Terminati gli studi superiori, Pier cominciò a cercare quelle cose che rendono la vita apparentemente sicura: un impiego, una ragazza ed una prospettiva tranquilla.
Tali cose non arrivarono e Pier si trovò involontariamente con la propria libertà nelle mani, così decise di iscriversi all’Università, pensando che sarebbe stata una decisione temporanea, e che avrebbe rinunciato alla prosecuzione degli studi qualora si fossero presentate le cose ricercate nel passato.
Il fatto è che quest’ultime si ripresentarono, sempre più incessantemente: un lavoro, una ragazza, una posizione sociale stimata dai più. La libertà mise in crisi tali offerte e rese più libero Pier.
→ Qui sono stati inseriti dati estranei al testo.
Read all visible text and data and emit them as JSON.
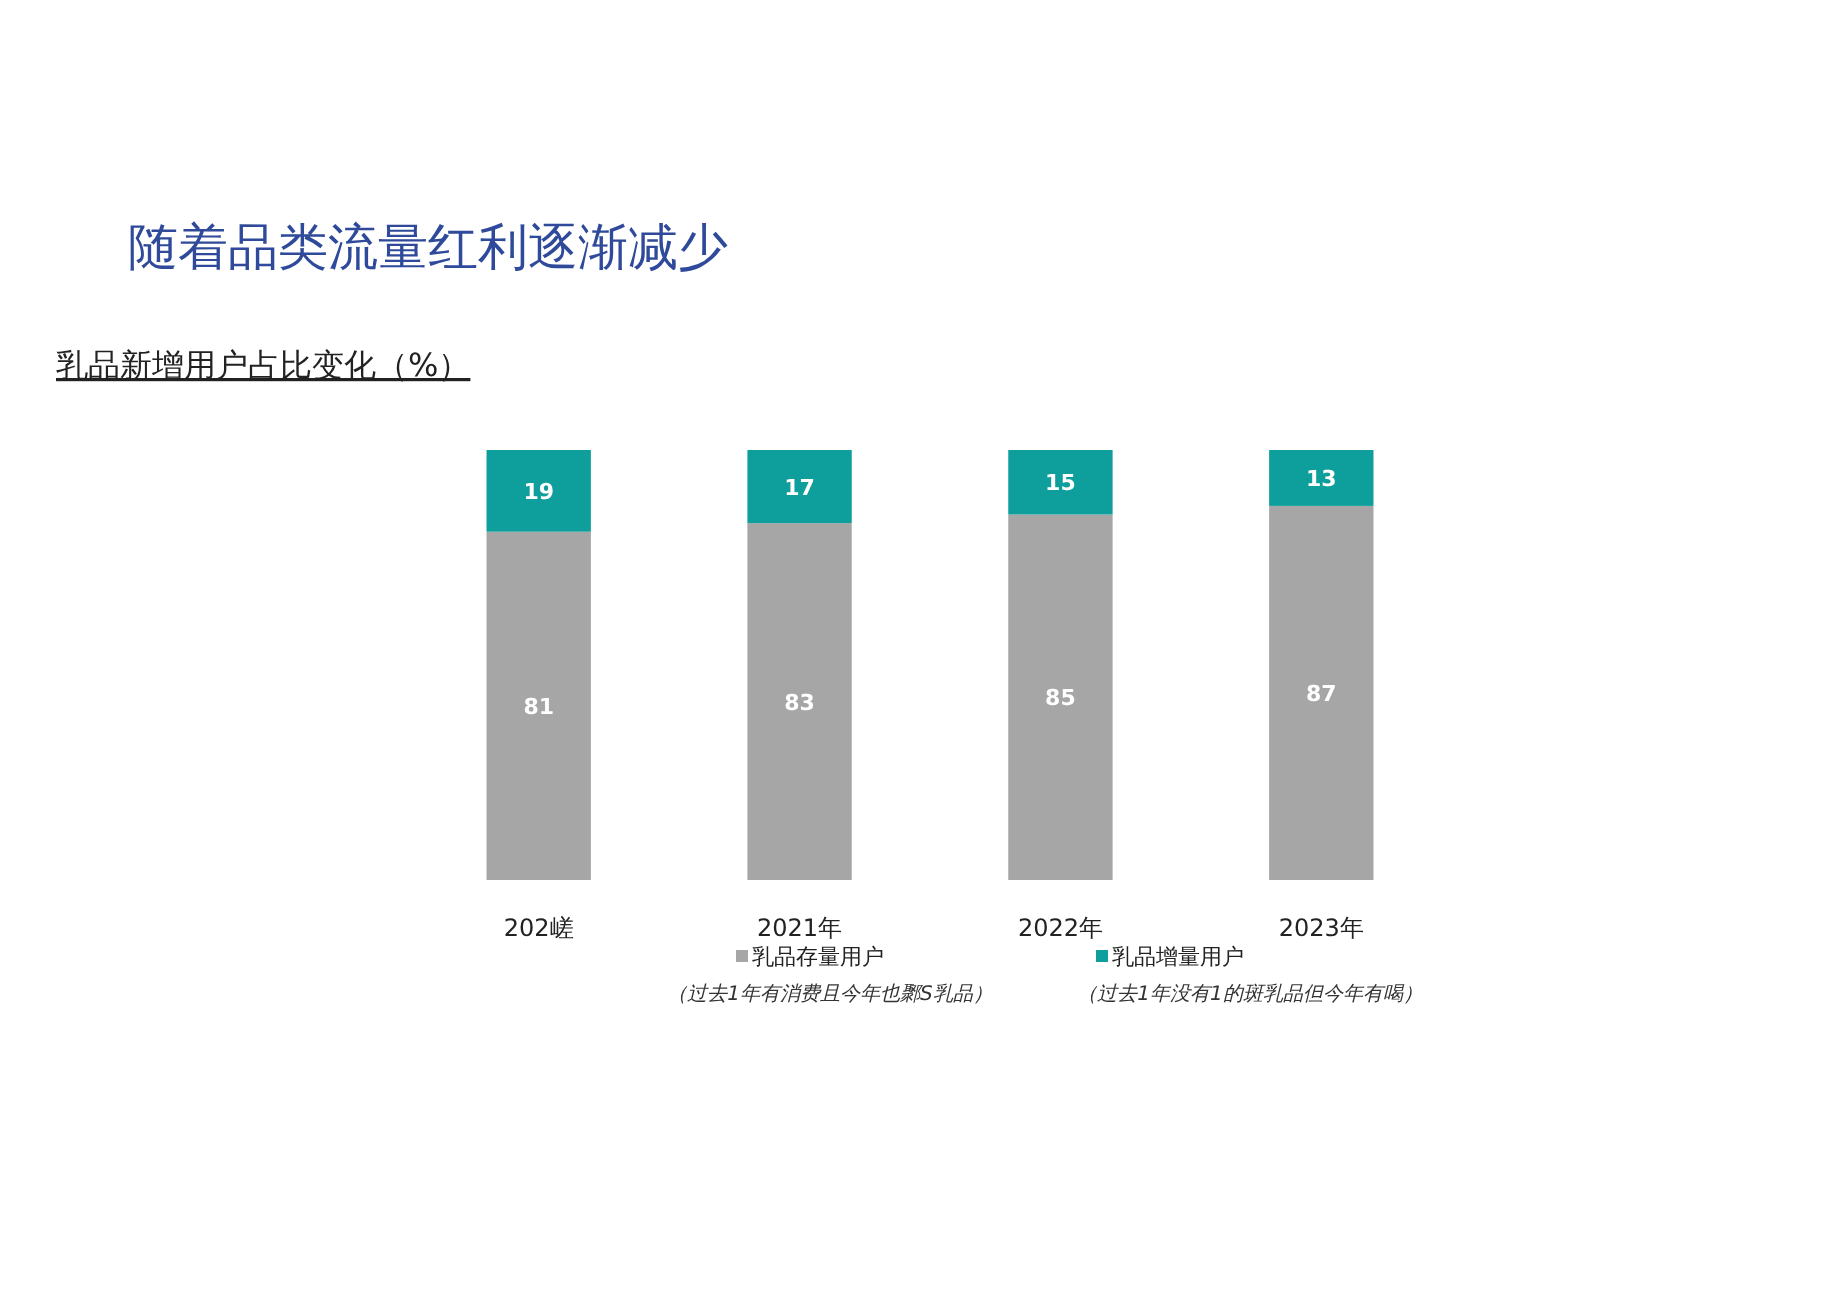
{
  "chart_data": {
    "type": "bar",
    "title": "随着品类流量红利逐渐减少",
    "subtitle": "乳品新增用户占比变化（%）",
    "categories": [
      "202嵯",
      "2021年",
      "2022年",
      "2023年"
    ],
    "stacked": true,
    "data_labels": true,
    "legend": "bottom",
    "series": [
      {
        "name": "乳品存量用户",
        "color": "#a6a6a6",
        "values": [
          81,
          83,
          85,
          87
        ]
      },
      {
        "name": "乳品增量用户",
        "color": "#0e9e9b",
        "values": [
          19,
          17,
          15,
          13
        ]
      }
    ],
    "annotations": [
      "（过去1年有消费且今年也鄹S乳品）",
      "（过去1年没有1的斑乳品但今年有喝）"
    ]
  }
}
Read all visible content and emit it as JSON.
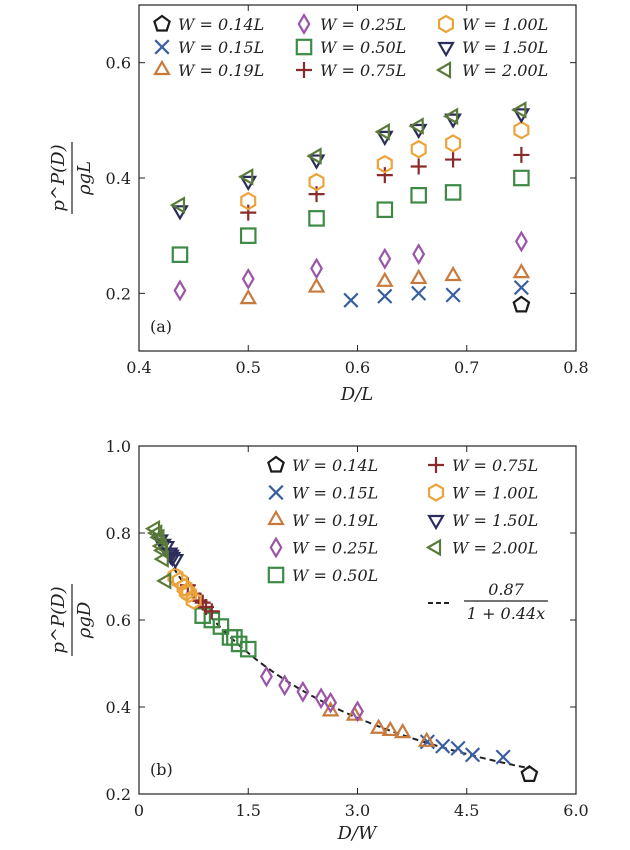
{
  "chart_data": [
    {
      "type": "scatter",
      "panel_label": "(a)",
      "xlabel": "D/L",
      "ylabel_num": "p^P(D)",
      "ylabel_den": "ρgL",
      "xlim": [
        0.4,
        0.8
      ],
      "ylim": [
        0.1,
        0.7
      ],
      "xticks": [
        0.4,
        0.5,
        0.6,
        0.7,
        0.8
      ],
      "xtick_labels": [
        "0.4",
        "0.5",
        "0.6",
        "0.7",
        "0.8"
      ],
      "yticks": [
        0.2,
        0.4,
        0.6
      ],
      "ytick_labels": [
        "0.2",
        "0.4",
        "0.6"
      ],
      "legend_position": "top",
      "series": [
        {
          "name": "W = 0.14L",
          "marker": "pentagon",
          "color": "#1a1a1a",
          "points": [
            [
              0.75,
              0.18
            ]
          ]
        },
        {
          "name": "W = 0.15L",
          "marker": "x",
          "color": "#3a5fa0",
          "points": [
            [
              0.594,
              0.188
            ],
            [
              0.625,
              0.195
            ],
            [
              0.656,
              0.2
            ],
            [
              0.6875,
              0.197
            ],
            [
              0.75,
              0.21
            ]
          ]
        },
        {
          "name": "W = 0.19L",
          "marker": "triangle-up",
          "color": "#c87a3c",
          "points": [
            [
              0.5,
              0.19
            ],
            [
              0.5625,
              0.21
            ],
            [
              0.625,
              0.22
            ],
            [
              0.656,
              0.225
            ],
            [
              0.6875,
              0.23
            ],
            [
              0.75,
              0.235
            ]
          ]
        },
        {
          "name": "W = 0.25L",
          "marker": "diamond",
          "color": "#9b55a8",
          "points": [
            [
              0.4375,
              0.205
            ],
            [
              0.5,
              0.225
            ],
            [
              0.5625,
              0.243
            ],
            [
              0.625,
              0.26
            ],
            [
              0.656,
              0.268
            ],
            [
              0.75,
              0.29
            ]
          ]
        },
        {
          "name": "W = 0.50L",
          "marker": "square",
          "color": "#3d8a45",
          "points": [
            [
              0.4375,
              0.267
            ],
            [
              0.5,
              0.3
            ],
            [
              0.5625,
              0.33
            ],
            [
              0.625,
              0.345
            ],
            [
              0.656,
              0.37
            ],
            [
              0.6875,
              0.375
            ],
            [
              0.75,
              0.4
            ]
          ]
        },
        {
          "name": "W = 0.75L",
          "marker": "plus",
          "color": "#8a2a2a",
          "points": [
            [
              0.5,
              0.34
            ],
            [
              0.5625,
              0.372
            ],
            [
              0.625,
              0.405
            ],
            [
              0.656,
              0.42
            ],
            [
              0.6875,
              0.432
            ],
            [
              0.75,
              0.44
            ]
          ]
        },
        {
          "name": "W = 1.00L",
          "marker": "hexagon",
          "color": "#eda33c",
          "points": [
            [
              0.5,
              0.36
            ],
            [
              0.5625,
              0.393
            ],
            [
              0.625,
              0.424
            ],
            [
              0.656,
              0.45
            ],
            [
              0.6875,
              0.46
            ],
            [
              0.75,
              0.483
            ]
          ]
        },
        {
          "name": "W = 1.50L",
          "marker": "triangle-down",
          "color": "#2b2d5a",
          "points": [
            [
              0.4375,
              0.344
            ],
            [
              0.5,
              0.395
            ],
            [
              0.5625,
              0.432
            ],
            [
              0.625,
              0.473
            ],
            [
              0.656,
              0.485
            ],
            [
              0.6875,
              0.503
            ],
            [
              0.75,
              0.512
            ]
          ]
        },
        {
          "name": "W = 2.00L",
          "marker": "triangle-left",
          "color": "#5a7a3a",
          "points": [
            [
              0.4375,
              0.353
            ],
            [
              0.5,
              0.402
            ],
            [
              0.5625,
              0.438
            ],
            [
              0.625,
              0.48
            ],
            [
              0.656,
              0.49
            ],
            [
              0.6875,
              0.507
            ],
            [
              0.75,
              0.518
            ]
          ]
        }
      ]
    },
    {
      "type": "scatter",
      "panel_label": "(b)",
      "xlabel": "D/W",
      "ylabel_num": "p^P(D)",
      "ylabel_den": "ρgD",
      "xlim": [
        0,
        6.0
      ],
      "ylim": [
        0.2,
        1.0
      ],
      "xticks": [
        0,
        1.5,
        3.0,
        4.5,
        6.0
      ],
      "xtick_labels": [
        "0",
        "1.5",
        "3.0",
        "4.5",
        "6.0"
      ],
      "yticks": [
        0.2,
        0.4,
        0.6,
        0.8,
        1.0
      ],
      "ytick_labels": [
        "0.2",
        "0.4",
        "0.6",
        "0.8",
        "1.0"
      ],
      "legend_position": "top-right",
      "fit_label_num": "0.87",
      "fit_label_den": "1 + 0.44x",
      "fit": {
        "a": 0.87,
        "b": 0.44,
        "x_from": 0.2,
        "x_to": 5.36
      },
      "series": [
        {
          "name": "W = 0.14L",
          "marker": "pentagon",
          "color": "#1a1a1a",
          "points": [
            [
              5.36,
              0.245
            ]
          ]
        },
        {
          "name": "W = 0.15L",
          "marker": "x",
          "color": "#3a5fa0",
          "points": [
            [
              3.96,
              0.32
            ],
            [
              4.17,
              0.31
            ],
            [
              4.38,
              0.305
            ],
            [
              4.58,
              0.29
            ],
            [
              5.0,
              0.285
            ]
          ]
        },
        {
          "name": "W = 0.19L",
          "marker": "triangle-up",
          "color": "#c87a3c",
          "points": [
            [
              2.63,
              0.39
            ],
            [
              2.96,
              0.38
            ],
            [
              3.29,
              0.35
            ],
            [
              3.45,
              0.345
            ],
            [
              3.62,
              0.34
            ],
            [
              3.95,
              0.32
            ]
          ]
        },
        {
          "name": "W = 0.25L",
          "marker": "diamond",
          "color": "#9b55a8",
          "points": [
            [
              1.75,
              0.47
            ],
            [
              2.0,
              0.45
            ],
            [
              2.25,
              0.435
            ],
            [
              2.5,
              0.42
            ],
            [
              2.63,
              0.41
            ],
            [
              3.0,
              0.39
            ]
          ]
        },
        {
          "name": "W = 0.50L",
          "marker": "square",
          "color": "#3d8a45",
          "points": [
            [
              0.875,
              0.61
            ],
            [
              1.0,
              0.6
            ],
            [
              1.125,
              0.585
            ],
            [
              1.25,
              0.56
            ],
            [
              1.31,
              0.56
            ],
            [
              1.375,
              0.545
            ],
            [
              1.5,
              0.533
            ]
          ]
        },
        {
          "name": "W = 0.75L",
          "marker": "plus",
          "color": "#8a2a2a",
          "points": [
            [
              0.67,
              0.68
            ],
            [
              0.75,
              0.66
            ],
            [
              0.83,
              0.645
            ],
            [
              0.875,
              0.64
            ],
            [
              0.92,
              0.63
            ],
            [
              1.0,
              0.62
            ]
          ]
        },
        {
          "name": "W = 1.00L",
          "marker": "hexagon",
          "color": "#eda33c",
          "points": [
            [
              0.5,
              0.7
            ],
            [
              0.5625,
              0.69
            ],
            [
              0.625,
              0.675
            ],
            [
              0.656,
              0.665
            ],
            [
              0.6875,
              0.66
            ],
            [
              0.75,
              0.645
            ]
          ]
        },
        {
          "name": "W = 1.50L",
          "marker": "triangle-down",
          "color": "#2b2d5a",
          "points": [
            [
              0.29,
              0.785
            ],
            [
              0.33,
              0.775
            ],
            [
              0.375,
              0.77
            ],
            [
              0.42,
              0.755
            ],
            [
              0.4375,
              0.75
            ],
            [
              0.458,
              0.745
            ],
            [
              0.5,
              0.74
            ]
          ]
        },
        {
          "name": "W = 2.00L",
          "marker": "triangle-left",
          "color": "#5a7a3a",
          "points": [
            [
              0.22,
              0.81
            ],
            [
              0.25,
              0.8
            ],
            [
              0.28,
              0.79
            ],
            [
              0.3125,
              0.77
            ],
            [
              0.33,
              0.76
            ],
            [
              0.34,
              0.74
            ],
            [
              0.375,
              0.69
            ]
          ]
        }
      ]
    }
  ]
}
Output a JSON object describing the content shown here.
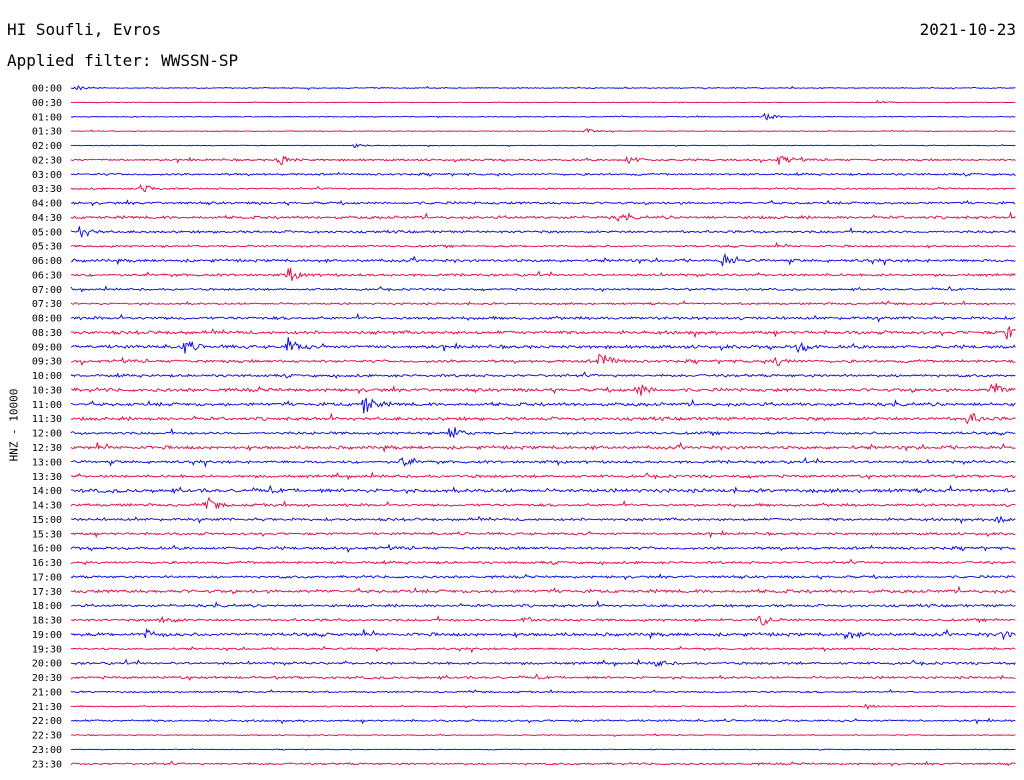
{
  "header": {
    "station": "HI Soufli, Evros",
    "date": "2021-10-23",
    "filter": "Applied filter: WWSSN-SP"
  },
  "chart_data": {
    "type": "line",
    "ylabel": "HNZ - 10000",
    "colors": {
      "even_row": "#0000e6",
      "odd_row": "#e6003a"
    },
    "row_labels": [
      "00:00",
      "00:30",
      "01:00",
      "01:30",
      "02:00",
      "02:30",
      "03:00",
      "03:30",
      "04:00",
      "04:30",
      "05:00",
      "05:30",
      "06:00",
      "06:30",
      "07:00",
      "07:30",
      "08:00",
      "08:30",
      "09:00",
      "09:30",
      "10:00",
      "10:30",
      "11:00",
      "11:30",
      "12:00",
      "12:30",
      "13:00",
      "13:30",
      "14:00",
      "14:30",
      "15:00",
      "15:30",
      "16:00",
      "16:30",
      "17:00",
      "17:30",
      "18:00",
      "18:30",
      "19:00",
      "19:30",
      "20:00",
      "20:30",
      "21:00",
      "21:30",
      "22:00",
      "22:30",
      "23:00",
      "23:30"
    ],
    "noise_level": [
      0.5,
      0.3,
      0.4,
      0.4,
      0.4,
      1.0,
      1.0,
      0.8,
      1.2,
      1.4,
      1.2,
      1.0,
      1.4,
      1.2,
      1.0,
      1.0,
      1.4,
      1.6,
      1.6,
      1.4,
      1.3,
      1.6,
      1.6,
      1.6,
      1.3,
      1.6,
      1.3,
      1.3,
      1.8,
      1.3,
      1.3,
      1.2,
      1.4,
      1.2,
      1.2,
      1.6,
      1.3,
      1.2,
      1.6,
      1.0,
      1.2,
      1.2,
      0.8,
      0.6,
      1.0,
      0.5,
      0.4,
      1.0
    ],
    "events": [
      {
        "row": 0,
        "t": 0.005,
        "a": 3
      },
      {
        "row": 1,
        "t": 0.855,
        "a": 3
      },
      {
        "row": 2,
        "t": 0.735,
        "a": 4
      },
      {
        "row": 3,
        "t": 0.545,
        "a": 3
      },
      {
        "row": 4,
        "t": 0.3,
        "a": 2
      },
      {
        "row": 5,
        "t": 0.22,
        "a": 6
      },
      {
        "row": 5,
        "t": 0.59,
        "a": 5
      },
      {
        "row": 5,
        "t": 0.75,
        "a": 6
      },
      {
        "row": 7,
        "t": 0.075,
        "a": 6
      },
      {
        "row": 9,
        "t": 0.58,
        "a": 3
      },
      {
        "row": 10,
        "t": 0.01,
        "a": 7
      },
      {
        "row": 12,
        "t": 0.69,
        "a": 7
      },
      {
        "row": 13,
        "t": 0.23,
        "a": 8
      },
      {
        "row": 17,
        "t": 0.99,
        "a": 7
      },
      {
        "row": 18,
        "t": 0.12,
        "a": 8
      },
      {
        "row": 18,
        "t": 0.23,
        "a": 9
      },
      {
        "row": 18,
        "t": 0.77,
        "a": 6
      },
      {
        "row": 19,
        "t": 0.56,
        "a": 11
      },
      {
        "row": 19,
        "t": 0.745,
        "a": 6
      },
      {
        "row": 21,
        "t": 0.6,
        "a": 7
      },
      {
        "row": 21,
        "t": 0.975,
        "a": 9
      },
      {
        "row": 22,
        "t": 0.31,
        "a": 12
      },
      {
        "row": 23,
        "t": 0.95,
        "a": 7
      },
      {
        "row": 24,
        "t": 0.4,
        "a": 10
      },
      {
        "row": 26,
        "t": 0.35,
        "a": 5
      },
      {
        "row": 29,
        "t": 0.145,
        "a": 6
      },
      {
        "row": 30,
        "t": 0.98,
        "a": 5
      },
      {
        "row": 37,
        "t": 0.095,
        "a": 7
      },
      {
        "row": 37,
        "t": 0.48,
        "a": 5
      },
      {
        "row": 37,
        "t": 0.73,
        "a": 7
      },
      {
        "row": 38,
        "t": 0.08,
        "a": 4
      },
      {
        "row": 38,
        "t": 0.82,
        "a": 5
      },
      {
        "row": 38,
        "t": 0.985,
        "a": 4
      },
      {
        "row": 40,
        "t": 0.62,
        "a": 3
      },
      {
        "row": 43,
        "t": 0.84,
        "a": 3
      }
    ]
  }
}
A spiegare tale situazione emerge il colloquio con il responsabile del personale di una banca locale molto conosciuta. Tale colloquio avvenne dopo il superamento di tre prove, le quali confermarono le capacità intellettive e psicologiche di Pier. Importante precisare che tale concorso bancario fu in seguito ad una domanda spedita da Pier anni prima, anni in cui cercava in impiegare a poco prezzo la propria libertà.
Le parole che lo stesso Pier ricorda riguardo al colloquio furono un riconoscimento della sua stessa libertà, l’impiegato bancario infatti disse: Dai test fatti risulta che lei è un uomo libero!
. Pier assentì, e dopo l’offerta di un’assunzione a breve rispose: Vede, io ho l’intenzione di studiare per lo meno un altro anno!
. Tale risposta pose fine al colloquio e rese ovviamente negativa la proposta di assunzione.
Pier continuò a studiare ed ebbe l’occasione di godere di due estati in Francia ed in Spagna, estati di vita e quindi di libertà.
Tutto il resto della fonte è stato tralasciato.